GUN LOBBY LIES TO LOOK OUT FOR IN CONGRESS TODAY: Jim Jordan’s Hearing on the “Oversight of ATF”
5.23.2024
WASHINGTON — Today, the House Judiciary Committee is holding a hearing titled “Oversight of the Bureau of Alcohol, Tobacco, Firearms and Explosives.” We expect extremists on the committee to continue their baseless attack on the Bureau of Alcohol, Tobacco, Firearms and Explosives (ATF) and its director, Steven Dettelbach. But here’s the truth: Attempts from MAGA extremists to sabotage ATF’s life-saving mission — let alone trying to defund or abolish the agency — undermine the work of local, state and federal law enforcement officials who put their lives on the line to keep our communities safe from gun violence.
Here are the facts the gun lobby wants you to ignore:
- Full funding and strong support for ATF is mission-critical, but gun extremists in Congress have called to defund and even abolish ATF altogether.

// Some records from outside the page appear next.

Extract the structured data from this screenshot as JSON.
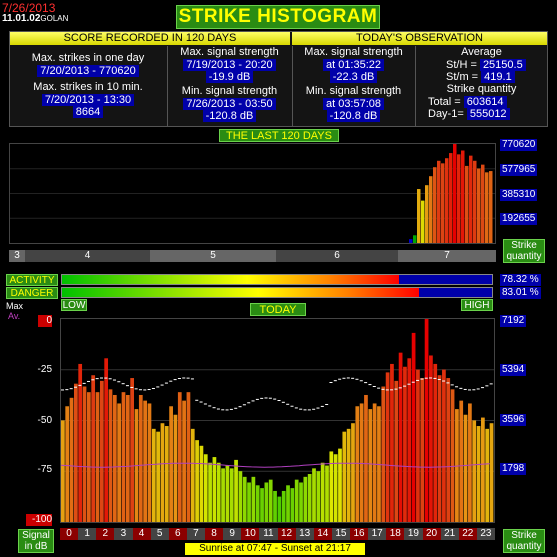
{
  "header": {
    "date": "7/26/2013",
    "version": "11.01.02",
    "station": "GOLAN",
    "title": "STRIKE HISTOGRAM"
  },
  "score": {
    "heading": "SCORE RECORDED IN 120 DAYS",
    "max_day_label": "Max. strikes in one day",
    "max_day_value": "7/20/2013 - 770620",
    "max_10_label": "Max. strikes in 10 min.",
    "max_10_date": "7/20/2013 - 13:30",
    "max_10_value": "8664",
    "max_sig_label": "Max. signal strength",
    "max_sig_date": "7/19/2013 - 20:20",
    "max_sig_value": "-19.9 dB",
    "min_sig_label": "Min. signal strength",
    "min_sig_date": "7/26/2013 - 03:50",
    "min_sig_value": "-120.8 dB"
  },
  "today": {
    "heading": "TODAY'S OBSERVATION",
    "max_sig_label": "Max. signal strength",
    "max_sig_time": "at 01:35:22",
    "max_sig_value": "-22.3 dB",
    "min_sig_label": "Min. signal strength",
    "min_sig_time": "at 03:57:08",
    "min_sig_value": "-120.8 dB",
    "avg_label": "Average",
    "sth_label": "St/H =",
    "sth_value": "25150.5",
    "stm_label": "St/m =",
    "stm_value": "419.1",
    "qty_label": "Strike quantity",
    "total_label": "Total  =",
    "total_value": "603614",
    "day1_label": "Day-1=",
    "day1_value": "555012"
  },
  "last120": {
    "heading": "THE LAST 120 DAYS",
    "y_ticks": [
      "770620",
      "577965",
      "385310",
      "192655"
    ],
    "months": [
      "3",
      "4",
      "5",
      "6",
      "7"
    ],
    "qty_label_1": "Strike",
    "qty_label_2": "quantity",
    "chart_data": {
      "type": "bar",
      "ylim": [
        0,
        770620
      ],
      "values": [
        30000,
        60000,
        420000,
        330000,
        450000,
        520000,
        590000,
        640000,
        620000,
        660000,
        700000,
        770620,
        690000,
        720000,
        600000,
        680000,
        640000,
        580000,
        610000,
        550000,
        560000
      ]
    }
  },
  "meters": {
    "activity_label": "ACTIVITY",
    "activity_value": "78.32 %",
    "activity_fraction": 0.7832,
    "danger_label": "DANGER",
    "danger_value": "83.01 %",
    "danger_fraction": 0.8301,
    "low": "LOW",
    "high": "HIGH"
  },
  "today_chart": {
    "heading": "TODAY",
    "max_label": "Max",
    "av_label": "Av.",
    "left_ticks": [
      "0",
      "-25",
      "-50",
      "-75",
      "-100"
    ],
    "right_ticks": [
      "7192",
      "5394",
      "3596",
      "1798"
    ],
    "hours": [
      "0",
      "1",
      "2",
      "3",
      "4",
      "5",
      "6",
      "7",
      "8",
      "9",
      "10",
      "11",
      "12",
      "13",
      "14",
      "15",
      "16",
      "17",
      "18",
      "19",
      "20",
      "21",
      "22",
      "23"
    ],
    "signal_label_1": "Signal",
    "signal_label_2": "in dB",
    "qty_label_1": "Strike",
    "qty_label_2": "quantity",
    "sun": "Sunrise at 07:47  -  Sunset at 21:17",
    "chart_data": {
      "type": "bar",
      "ylim": [
        0,
        7192
      ],
      "values": [
        3600,
        4100,
        4400,
        4900,
        5600,
        4800,
        4600,
        5200,
        4600,
        5000,
        5800,
        4700,
        4500,
        4200,
        4600,
        4500,
        5100,
        4000,
        4500,
        4300,
        4200,
        3300,
        3200,
        3500,
        3400,
        4100,
        3800,
        4600,
        4300,
        4600,
        3300,
        2900,
        2700,
        2400,
        2100,
        2300,
        2100,
        1900,
        2000,
        1900,
        2200,
        1800,
        1600,
        1400,
        1600,
        1300,
        1200,
        1400,
        1500,
        1100,
        900,
        1100,
        1300,
        1200,
        1500,
        1400,
        1600,
        1700,
        1900,
        1800,
        2100,
        2000,
        2500,
        2400,
        2600,
        3200,
        3300,
        3500,
        4100,
        4200,
        4500,
        4000,
        4200,
        4100,
        4800,
        5300,
        5600,
        5000,
        6000,
        5500,
        5800,
        6700,
        5400,
        5100,
        7192,
        5900,
        5600,
        5200,
        5400,
        5100,
        4700,
        4000,
        4300,
        3800,
        4200,
        3600,
        3400,
        3700,
        3300,
        3500
      ]
    }
  }
}
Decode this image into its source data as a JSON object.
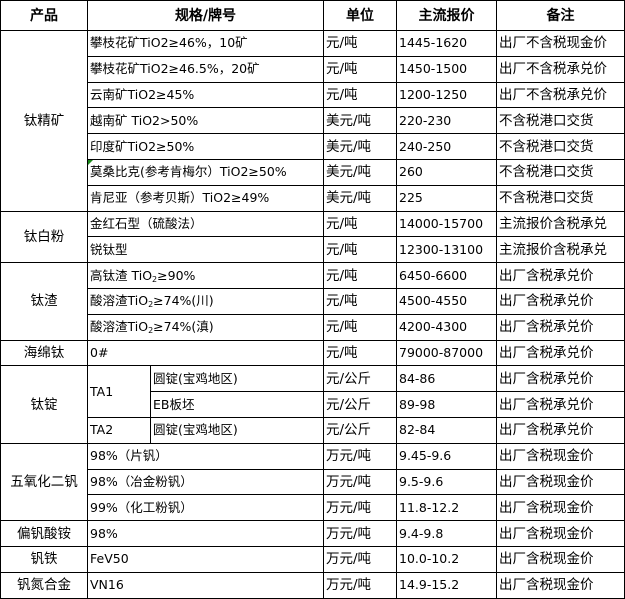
{
  "headers": [
    "产品",
    "规格/牌号",
    "单位",
    "主流报价",
    "备注"
  ],
  "groups": {
    "titanium_concentrate": {
      "product": "钛精矿",
      "rows": [
        {
          "spec": "攀枝花矿TiO2≥46%，10矿",
          "unit": "元/吨",
          "price": "1445-1620",
          "note": "出厂不含税现金价"
        },
        {
          "spec": "攀枝花矿TiO2≥46.5%，20矿",
          "unit": "元/吨",
          "price": "1450-1500",
          "note": "出厂不含税承兑价"
        },
        {
          "spec": "云南矿TiO2≥45%",
          "unit": "元/吨",
          "price": "1200-1250",
          "note": "出厂不含税承兑价"
        },
        {
          "spec": "越南矿 TiO2>50%",
          "unit": "美元/吨",
          "price": "220-230",
          "note": "不含税港口交货"
        },
        {
          "spec": "印度矿TiO2≥50%",
          "unit": "美元/吨",
          "price": "240-250",
          "note": "不含税港口交货"
        },
        {
          "spec": "莫桑比克(参考肯梅尔）TiO2≥50%",
          "unit": "美元/吨",
          "price": "260",
          "note": "不含税港口交货"
        },
        {
          "spec": "肯尼亚（参考贝斯）TiO2≥49%",
          "unit": "美元/吨",
          "price": "225",
          "note": "不含税港口交货"
        }
      ]
    },
    "titanium_dioxide": {
      "product": "钛白粉",
      "rows": [
        {
          "spec": "金红石型（硫酸法）",
          "unit": "元/吨",
          "price": "14000-15700",
          "note": "主流报价含税承兑"
        },
        {
          "spec": "锐钛型",
          "unit": "元/吨",
          "price": "12300-13100",
          "note": "主流报价含税承兑"
        }
      ]
    },
    "titanium_slag": {
      "product": "钛渣",
      "rows": [
        {
          "spec_pre": "高钛渣 TiO",
          "spec_sub": "2",
          "spec_post": "≥90%",
          "unit": "元/吨",
          "price": "6450-6600",
          "note": "出厂含税承兑价"
        },
        {
          "spec_pre": "酸溶渣TiO",
          "spec_sub": "2",
          "spec_post": "≥74%(川)",
          "unit": "元/吨",
          "price": "4500-4550",
          "note": "出厂含税承兑价"
        },
        {
          "spec_pre": "酸溶渣TiO",
          "spec_sub": "2",
          "spec_post": "≥74%(滇)",
          "unit": "元/吨",
          "price": "4200-4300",
          "note": "出厂含税承兑价"
        }
      ]
    },
    "sponge_titanium": {
      "product": "海绵钛",
      "rows": [
        {
          "spec": "0#",
          "unit": "元/吨",
          "price": "79000-87000",
          "note": "出厂含税承兑价"
        }
      ]
    },
    "titanium_ingot": {
      "product": "钛锭",
      "grade1": "TA1",
      "grade2": "TA2",
      "rows": [
        {
          "spec": "圆锭(宝鸡地区)",
          "unit": "元/公斤",
          "price": "84-86",
          "note": "出厂含税承兑价"
        },
        {
          "spec": "EB板坯",
          "unit": "元/公斤",
          "price": "89-98",
          "note": "出厂含税承兑价"
        },
        {
          "spec": "圆锭(宝鸡地区)",
          "unit": "元/公斤",
          "price": "82-84",
          "note": "出厂含税承兑价"
        }
      ]
    },
    "vanadium_pentoxide": {
      "product": "五氧化二钒",
      "rows": [
        {
          "spec": "98%（片钒）",
          "unit": "万元/吨",
          "price": "9.45-9.6",
          "note": "出厂含税现金价"
        },
        {
          "spec": "98%（冶金粉钒）",
          "unit": "万元/吨",
          "price": "9.5-9.6",
          "note": "出厂含税现金价"
        },
        {
          "spec": "99%（化工粉钒）",
          "unit": "万元/吨",
          "price": "11.8-12.2",
          "note": "出厂含税现金价"
        }
      ]
    },
    "ammonium_metavanadate": {
      "product": "偏钒酸铵",
      "rows": [
        {
          "spec": "98%",
          "unit": "万元/吨",
          "price": "9.4-9.8",
          "note": "出厂含税现金价"
        }
      ]
    },
    "ferrovanadium": {
      "product": "钒铁",
      "rows": [
        {
          "spec": "FeV50",
          "unit": "万元/吨",
          "price": "10.0-10.2",
          "note": "出厂含税现金价"
        }
      ]
    },
    "vanadium_nitrogen": {
      "product": "钒氮合金",
      "rows": [
        {
          "spec": "VN16",
          "unit": "万元/吨",
          "price": "14.9-15.2",
          "note": "出厂含税现金价"
        }
      ]
    }
  },
  "colors": {
    "comment_flag": "#1a8a1a",
    "border": "#000000"
  }
}
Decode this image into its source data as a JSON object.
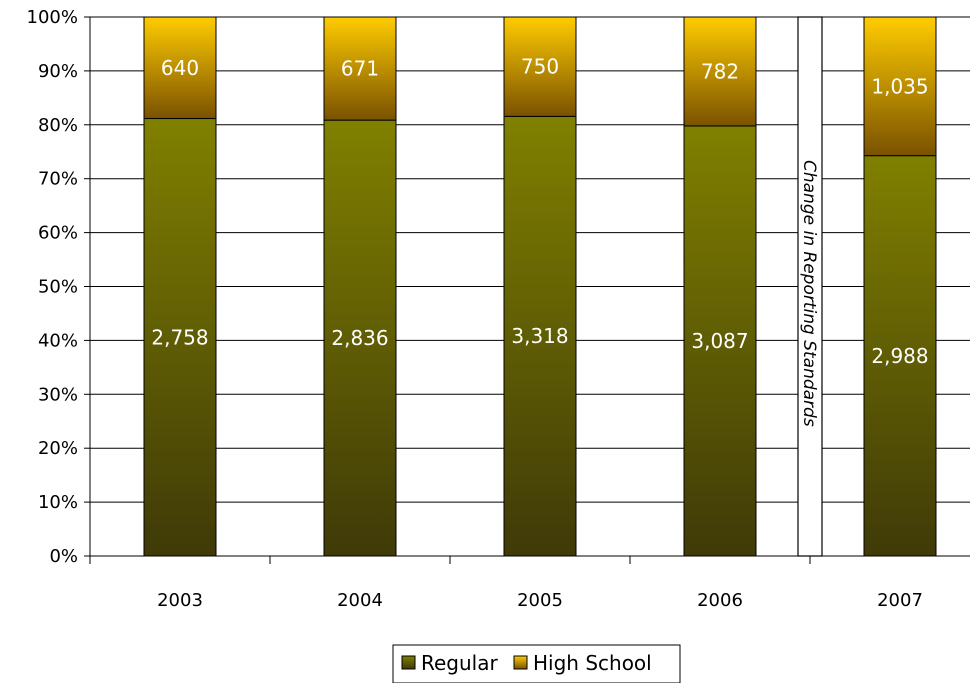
{
  "chart_data": {
    "type": "bar",
    "stacked": true,
    "normalized": "percent",
    "categories": [
      "2003",
      "2004",
      "2005",
      "2006",
      "2007"
    ],
    "series": [
      {
        "name": "Regular",
        "values": [
          2758,
          2836,
          3318,
          3087,
          2988
        ],
        "labels": [
          "2,758",
          "2,836",
          "3,318",
          "3,087",
          "2,988"
        ],
        "color": "#6e6e08"
      },
      {
        "name": "High School",
        "values": [
          640,
          671,
          750,
          782,
          1035
        ],
        "labels": [
          "640",
          "671",
          "750",
          "782",
          "1,035"
        ],
        "color": "#f5c400"
      }
    ],
    "ylim": [
      0,
      100
    ],
    "yticks": [
      "0%",
      "10%",
      "20%",
      "30%",
      "40%",
      "50%",
      "60%",
      "70%",
      "80%",
      "90%",
      "100%"
    ],
    "grid": true,
    "legend": "bottom",
    "annotation": "Change in Reporting Standards"
  }
}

- ATF’s mission is to protect the public from violent crime and violent criminals — which are made more deadly when firearms are involved.
- In March, Congress passed a spending bill that slashed nearly $50 million from ATF’s budget, undermining the nation’s leading law enforcement agency when it comes to protecting the public from gun violence and solving gun crimes.
- These cuts won’t just hurt ATF, but also state and local law enforcement partners who rely on ATF to help keep their communities safe.
- Yesterday, the Select Subcommittee on the Weaponization of the Federal Government held a hearing attacking ATF’s lifesaving new “engaged in the business” rule that implements a law enacted by Congress with the Bipartisan Safer Communities Act (BSCA) in 2022.
- This bill was supported by 14 House Republicans and 15 Republican senators.
- BSCA, in part, addressed a loophole in federal law that — for decades — had enabled many gun sellers to sell guns to prohibited persons without a background check.
- ATF’s “engaged in the business” rule is pro-law enforcement and pro-public safety, and to overturn it would make it easier for criminals to acquire illegal guns and would unravel the carefully negotiated bipartisan law that Congress enacted.
- Neither BSCA nor ATF’s “engaged in the business” rule prevents anyone who wants to sell guns from selling them.
- Law-abiding gun owners who want to sell guns are able to do so under both federal law and this rule. The rule simply makes clear which sellers must get a dealer license.
- Congress has directed ATF to implement and enforce federal gun laws to protect the public from violent crime, and that is exactly what ATF has done with BSCA through this rule.
- ATF did so by following the proper rulemaking process—just like any other agency acting under the authority granted to it by Congress.